Would gravitational pull of a wormhole be the average of the two locations that the wormhole connects? I've seen questions here ask if gravitational pull can pass through a wormhole but I havent seen answers that address if lack of gravitational pull would pass through as well.
What I mean is, people ask if they would feel the pull of a blackhole through a wormhole, typically the hypothetical answer is yes. I would like to take it one step further and ask, if one end of the wormhole is in flat space and the other in the vacinity of a massive object, would the field of the wormhole average the two out?
 A: The traversable wormhole requires some form of quantum field with $T^{00}~<~0$. This field as a source of spacetime results in the divergence of geodesics.  Quantum fields or matter that obey the Hawking-Penrose energy conditions, in particular the averaged weak energy condition $T^{00}~\ge~0$, as a source of spacetime geometry result in the focusing of geodesics in spacetime.
A black hole that emits a particle as Hawking radiation loses some of its mass. We may think of the emitted particle as a source of Einstein lensing, which means the horizon region that focuses light is reduced. The emission of a positive mass particle in Hawking radiation may be considered to be associated with the absorption of a negative mass particle by the black hole. As a result there is a role of negative mass with black holes, though the negative mass particle that falls into a black hole may also be thought of as a positive mass particle on a time reversed path that is scattered into the Hawking emitted particle on a positive time path. 
Now suppose we can arrange for a shell of negative mass-energy field that approaches the black hole. From the perspective of a distant observer this shell would be time dilated as it approaches the horizon. This shell would in the tortoise coordinates of the distant observer reduce the size of the horizon, and would in some way contribute to the Hawking evaporation of the black hole in the distant future. This then forms a thin shell just above the horizon. There is then a Lanczos junction condition across this shell. The negative energy condition results in a jump in the curvature across this shell. This paper illustrates the role of the junctions with wormholes. As a result an observer crossing this junction would measure a jump in the spactime physics. 

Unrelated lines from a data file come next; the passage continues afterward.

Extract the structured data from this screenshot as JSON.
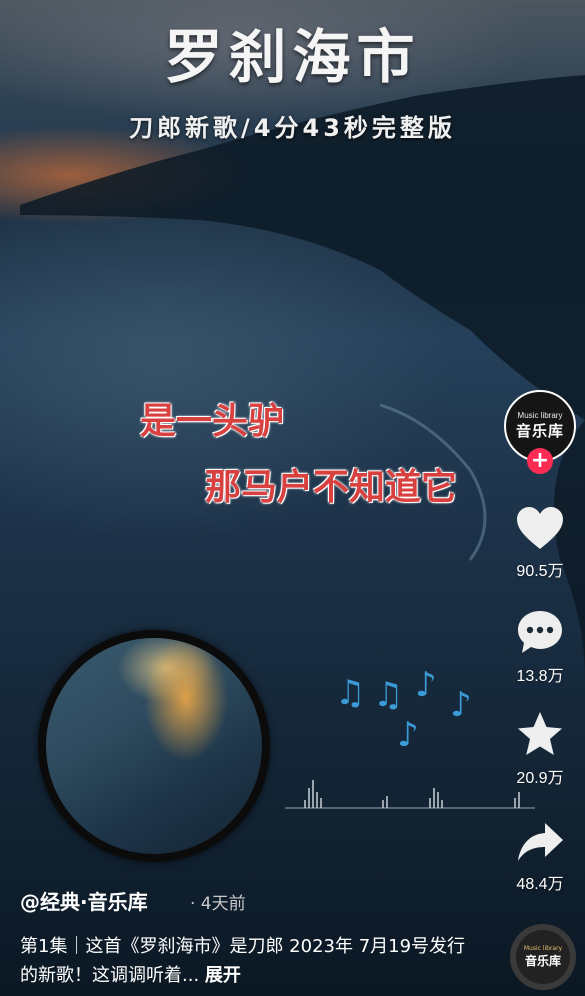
{
  "video": {
    "title": "罗刹海市",
    "subtitle": "刀郎新歌/4分43秒完整版",
    "lyrics": [
      "是一头驴",
      "那马户不知道它"
    ]
  },
  "creator": {
    "avatar_text_small": "Music library",
    "avatar_text_big": "音乐库",
    "follow_symbol": "+"
  },
  "actions": {
    "likes": "90.5万",
    "comments": "13.8万",
    "favorites": "20.9万",
    "shares": "48.4万"
  },
  "info": {
    "author": "@经典·音乐库",
    "time": "· 4天前",
    "description": "第1集｜这首《罗刹海市》是刀郎 2023年 7月19号发行的新歌！这调调听着... ",
    "expand": "展开"
  },
  "music_disc": {
    "small": "Music library",
    "big": "音乐库"
  },
  "icons": {
    "like": "heart-icon",
    "comment": "comment-bubble-icon",
    "favorite": "star-icon",
    "share": "share-arrow-icon",
    "notes": "music-note-icon"
  },
  "colors": {
    "lyric": "#d94040",
    "follow": "#fe2c55",
    "notes": "#3b9bd6"
  }
}
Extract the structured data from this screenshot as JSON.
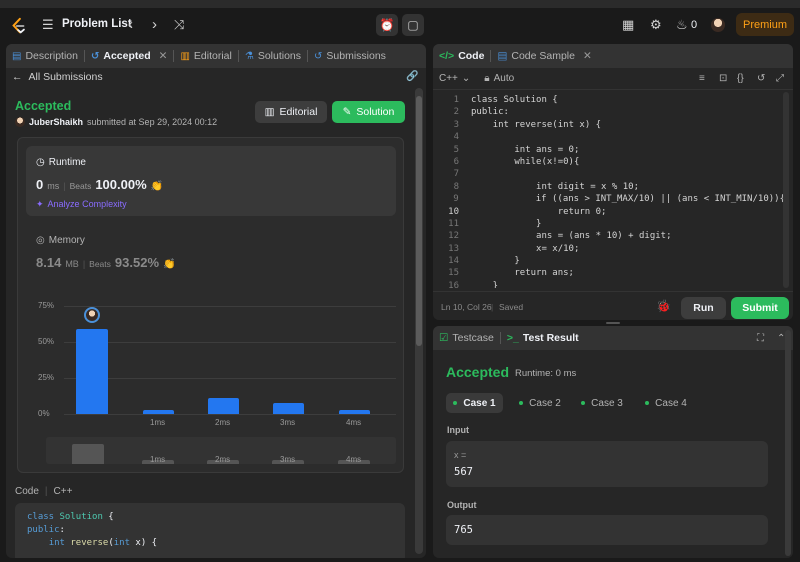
{
  "topbar": {
    "title": "Problem List",
    "streak_count": "0",
    "premium_label": "Premium"
  },
  "left_tabs": [
    {
      "label": "Description"
    },
    {
      "label": "Accepted"
    },
    {
      "label": "Editorial"
    },
    {
      "label": "Solutions"
    },
    {
      "label": "Submissions"
    }
  ],
  "submission": {
    "back_label": "All Submissions",
    "status": "Accepted",
    "user": "JuberShaikh",
    "submitted_text": "submitted at Sep 29, 2024 00:12",
    "editorial_btn": "Editorial",
    "solution_btn": "Solution",
    "runtime_label": "Runtime",
    "runtime_value": "0",
    "runtime_unit": "ms",
    "beats_label": "Beats",
    "runtime_beats": "100.00%",
    "analyze_label": "Analyze Complexity",
    "memory_label": "Memory",
    "memory_value": "8.14",
    "memory_unit": "MB",
    "memory_beats": "93.52%",
    "code_label": "Code",
    "code_lang": "C++"
  },
  "chart_data": {
    "type": "bar",
    "categories": [
      "0ms",
      "1ms",
      "2ms",
      "3ms",
      "4ms"
    ],
    "tick_labels": [
      "",
      "1ms",
      "2ms",
      "3ms",
      "4ms"
    ],
    "values": [
      59,
      2.5,
      11,
      7.5,
      2.5
    ],
    "yticks": [
      "75%",
      "50%",
      "25%",
      "0%"
    ],
    "ylim": [
      0,
      75
    ],
    "color": "#2377f0"
  },
  "code_preview": [
    "class Solution {",
    "public:",
    "    int reverse(int x) {"
  ],
  "editor": {
    "code_tab": "Code",
    "sample_tab": "Code Sample",
    "language": "C++",
    "auto_label": "Auto",
    "status_pos": "Ln 10, Col 26",
    "status_saved": "Saved",
    "run_btn": "Run",
    "submit_btn": "Submit",
    "line_numbers": [
      "1",
      "2",
      "3",
      "4",
      "5",
      "6",
      "7",
      "8",
      "9",
      "10",
      "11",
      "12",
      "13",
      "14",
      "15",
      "16"
    ],
    "lines": [
      "class Solution {",
      "public:",
      "    int reverse(int x) {",
      "",
      "        int ans = 0;",
      "        while(x!=0){",
      "",
      "            int digit = x % 10;",
      "            if ((ans > INT_MAX/10) || (ans < INT_MIN/10)){",
      "                return 0;",
      "            }",
      "            ans = (ans * 10) + digit;",
      "            x= x/10;",
      "        }",
      "        return ans;",
      "    }"
    ]
  },
  "result": {
    "testcase_tab": "Testcase",
    "result_tab": "Test Result",
    "status": "Accepted",
    "runtime_text": "Runtime: 0 ms",
    "cases": [
      "Case 1",
      "Case 2",
      "Case 3",
      "Case 4"
    ],
    "input_label": "Input",
    "input_var": "x =",
    "input_value": "567",
    "output_label": "Output",
    "output_value": "765"
  },
  "colors": {
    "accent_green": "#2cbb5d",
    "premium_orange": "#ffa116",
    "bar_blue": "#2377f0"
  }
}
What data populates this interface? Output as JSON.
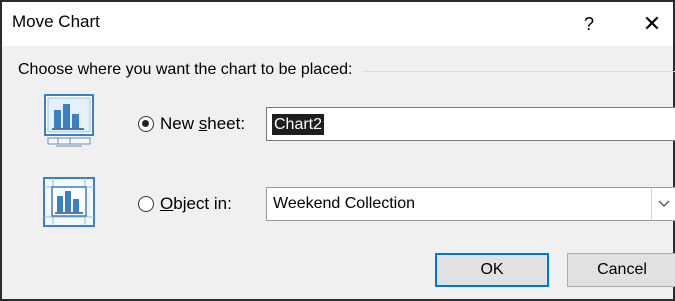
{
  "window": {
    "title": "Move Chart",
    "help_label": "?",
    "close_label": "✕"
  },
  "prompt": "Choose where you want the chart to be placed:",
  "options": {
    "new_sheet": {
      "label_before": "New ",
      "label_access_key": "s",
      "label_after": "heet:",
      "selected": true,
      "value": "Chart2"
    },
    "object_in": {
      "label_access_key": "O",
      "label_after": "bject in:",
      "selected": false,
      "value": "Weekend Collection"
    }
  },
  "buttons": {
    "ok": "OK",
    "cancel": "Cancel"
  },
  "icons": {
    "new_sheet": "chart-sheet-icon",
    "object_in": "embedded-chart-icon",
    "dropdown": "chevron-down-icon"
  },
  "colors": {
    "accent": "#0078d7",
    "icon_blue": "#3b7fc4",
    "selection_bg": "#1e1e1e"
  }
}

The gravity field on either side of the junction is tricky to understand. The divergence of geodesics across the junction above horizon if strong enough will result in a multiply connected spacetime. One must adjust this in a sensitive way so the black hole geometry or any other gravity field external to the black hole does not result in an instability. The negative energy condition also means the quantum field has no minimal energy level, or that the spectrum is not bounded below. As a result the wormhole is not entirely stable. The introduction of a gravity field exterior to the wormhole, or if a particle or even the vacuum enters a wormhole it might perturb it so this instability demolishes the wormhole.